Mostra Internacional de Teatro de São Paulo: repensando o formato dos festivais

Texto Michele Rolim*

Senhorita Julia  é inspirada no texto de August Strindberg e realizada pelo grupo alemão Schaubühne (Crédito de Thomas Aurin)
Senhorita Julia é inspirada no texto de August Strindberg e realizada pelo grupo alemão Schaubühne (Crédito de Thomas Aurin)

A Mostra Internacional de Teatro de São Paulo (MITsp) confirma, em sua segunda edição, ao que veio. Com um formato arrojado e um projeto curatorial diferenciado do que é feito na cena contemporânea, a Mostra começou no dia 6 de março e segue em cartaz até o próximo domingo, dia 15 de março, em dez espaços da cidade de São Paulo.

Voltada a montagens com caráter experimental e de companhias e diretores oriundos de culturas ainda pouco próximas aos brasileiros, a MITsp resgata os festivais que ocorreram no passado paulistano.  Destaque para o evento pioneiro proposto pela atriz e empresária Ruth Escobar: o Festival Internacional de Artes Cênicas, que cumpriu oito edições entre 1974 e 1999 e trouxe pela primeira vez ao Brasil companhias e diretores de prestigio internacional, como é o caso de Bob Wilson, presente na primeira edição.

Em meio a um cenário de crise financeira para este formato, no qual os orçamentos têm minguado devido à perda de patrocínio, a MITsp também se diferencia.  Neste ano atingiu o valor de R$ 3,28 milhões, ou seja, 15% a mais do que na primeira edição, que indicava R$ 2,85 milhões.

O diretor artístico Antonio Araujo, fundador do Teatro Vertigem, assina a curadoria em colaboração com o diretor-geral de produção, Guilherme Marques. Os dois são também os idealizadores do festival.

O pensamento curatorial deste ano transita por três eixos temáticos que dialogam entre si. O primeiro deles é sobre a relação teatro-cinema e as similaridades e repulsas que atravessam essas duas áreas. Com destaque para as únicas montagens brasileiras na programação. E se elas fossem para Moscou? e Julia (que já esteve no Porto Alegre Em Cena na edição de 2012), ambas com direção de Christiane Jatahy.

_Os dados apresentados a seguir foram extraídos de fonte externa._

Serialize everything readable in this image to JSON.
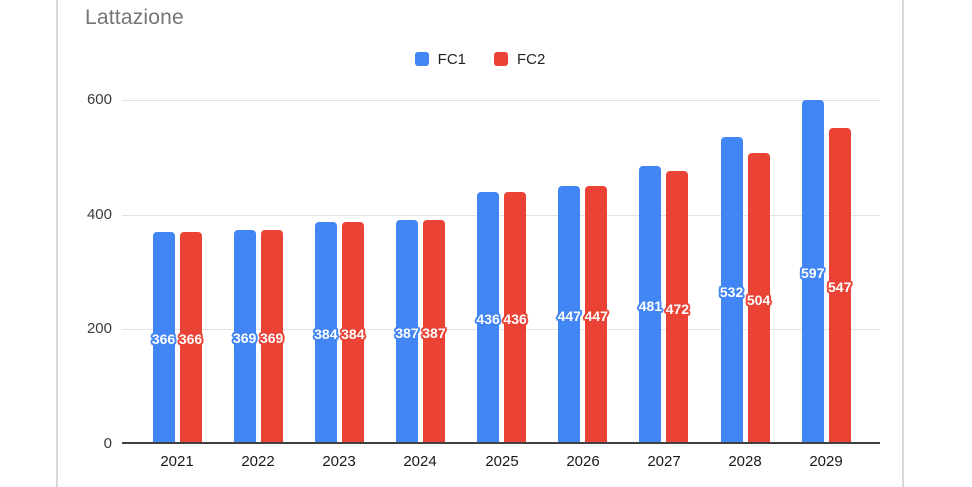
{
  "chart_data": {
    "type": "bar",
    "title": "Lattazione",
    "categories": [
      "2021",
      "2022",
      "2023",
      "2024",
      "2025",
      "2026",
      "2027",
      "2028",
      "2029"
    ],
    "series": [
      {
        "name": "FC1",
        "color": "#4285F4",
        "values": [
          366,
          369,
          384,
          387,
          436,
          447,
          481,
          532,
          597
        ]
      },
      {
        "name": "FC2",
        "color": "#EA4335",
        "values": [
          366,
          369,
          384,
          387,
          436,
          447,
          472,
          504,
          547
        ]
      }
    ],
    "ylabel": "",
    "xlabel": "",
    "ylim": [
      0,
      600
    ],
    "y_ticks": [
      0,
      200,
      400,
      600
    ],
    "grid": true,
    "legend_position": "top",
    "data_labels": "centered-on-bar"
  },
  "legend": {
    "items": [
      {
        "label": "FC1",
        "color": "#4285F4"
      },
      {
        "label": "FC2",
        "color": "#EA4335"
      }
    ]
  },
  "colors": {
    "title_text": "#757575",
    "card_border": "#d9d9d9",
    "gridline": "#e2e2e2",
    "axis_line": "#404040",
    "label_text": "#ffffff"
  }
}
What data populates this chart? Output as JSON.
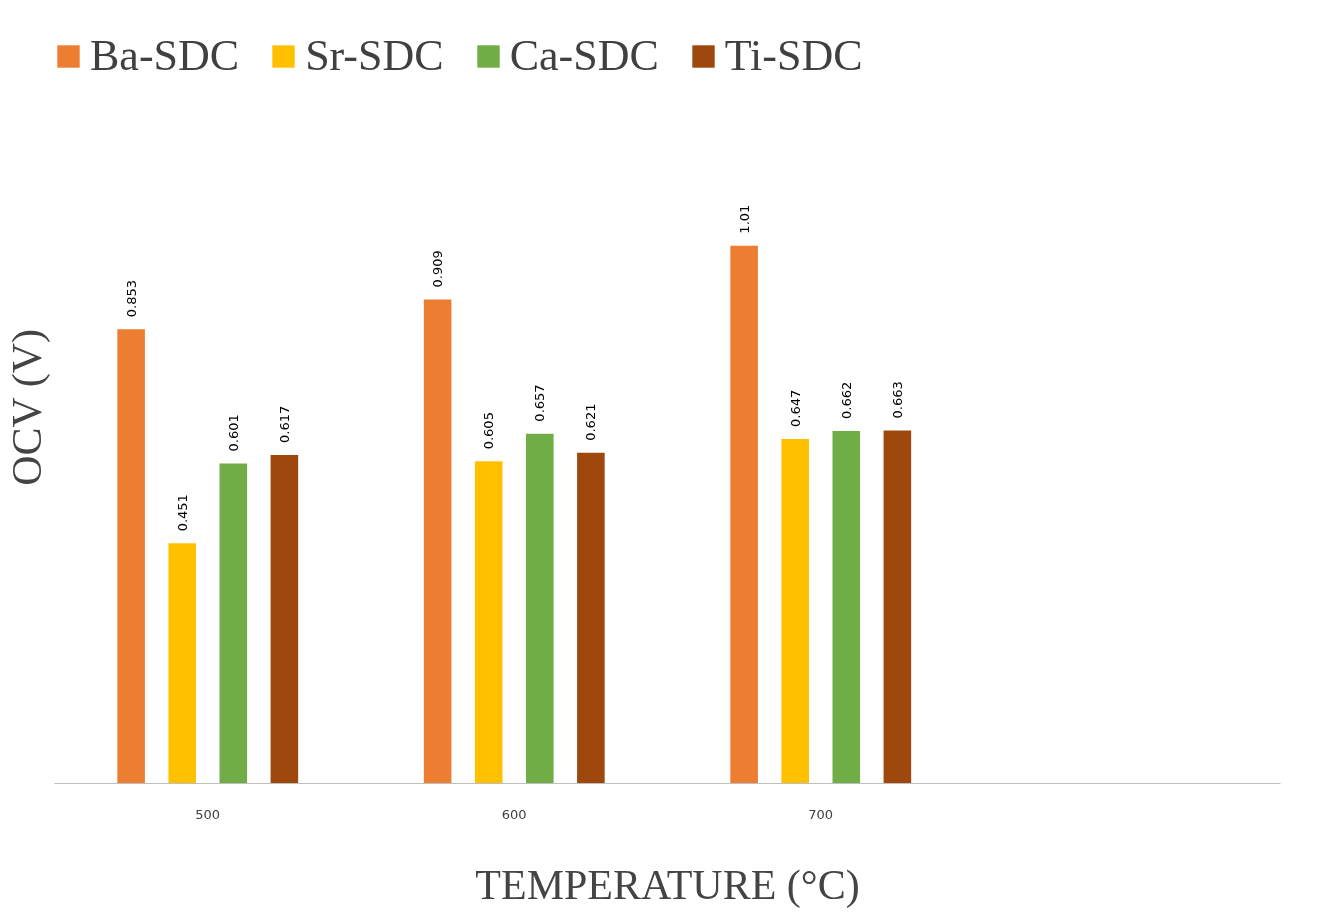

Opus nº 7, de Dmitry Krymov, apresenta perseguição de judeus soviéticos no regime de Stálin (Crédito de Natalia Cheban)
Opus nº 7, de Dmitry Krymov, apresenta perseguição de judeus soviéticos no regime de Stálin (Crédito de Natalia Cheban)

Outra vertente importante diz respeito às zonas de conflito bélico, explicitado pelo espetáculo da Rússia Opus nº 7, de Dmitry Krymov, sobre a perseguição de judeus soviéticos no regime de Stálin. O confronto entre Israel e Palestina também está representado pela montagem Arquivos, do israelense Arkadi Zaides, que utiliza filmagens de palestinos na Cisjordânia ocupada por judeus. Além de Woyzeck, do diretor ucraniano Andriy Zholdak, que se encaixa neste eixo de forma sugestiva, ao propor uma reflexão sobre “como alguém permanece humano em condições desumanas”. O texto da montagem, do alemão Geroge Büchner (escrito em 1836 e considerado inacabado), também dialoga com a última vertente: a de releitura de obras clássicas.

Este último eixo propõe uma adaptação e desconstrução bem contemporânea para dramaturgias consagradas. É o caso de A Gaivota, de Anton Tchékhov (1860 -1904), dirigida pelo russo Yuri Butusov. Assim como Senhorita Julia, inspirado no texto de August Strindberg (1849-1912), realizado pelo grupo alemão Schaubühne.

No entanto, a programação é apenas uma das atividades no MITsp. A Mostra coloca em pé de igualdade as obras apresentadas com as atividades reflexivas, críticas e pedagógicas.  A prática da critica está presente com a programação Olhares críticos, com curadoria de Silvia Fernandes e Fernando Mencarelli. Apostando em veículos eletrônicos, eles convidaram autores de blogs teatrais para escrever sobre a peça logo após a apresentação. No dia seguinte, a reflexão já está disponível para o público nos locais das sessões. Também é realizada uma reflexão de pensadores de outros campos. Já os encontros formativos envolvem workshops práticos, conferências, uma masterclass, um estágio de acompanhamento de montagem e entrevistas abertas.

Dessa forma, pode-se dizer que a MITsp é um alento para se (re)pensar o formato dos festivais, de propostas curatoriais, bem como a cena brasileira.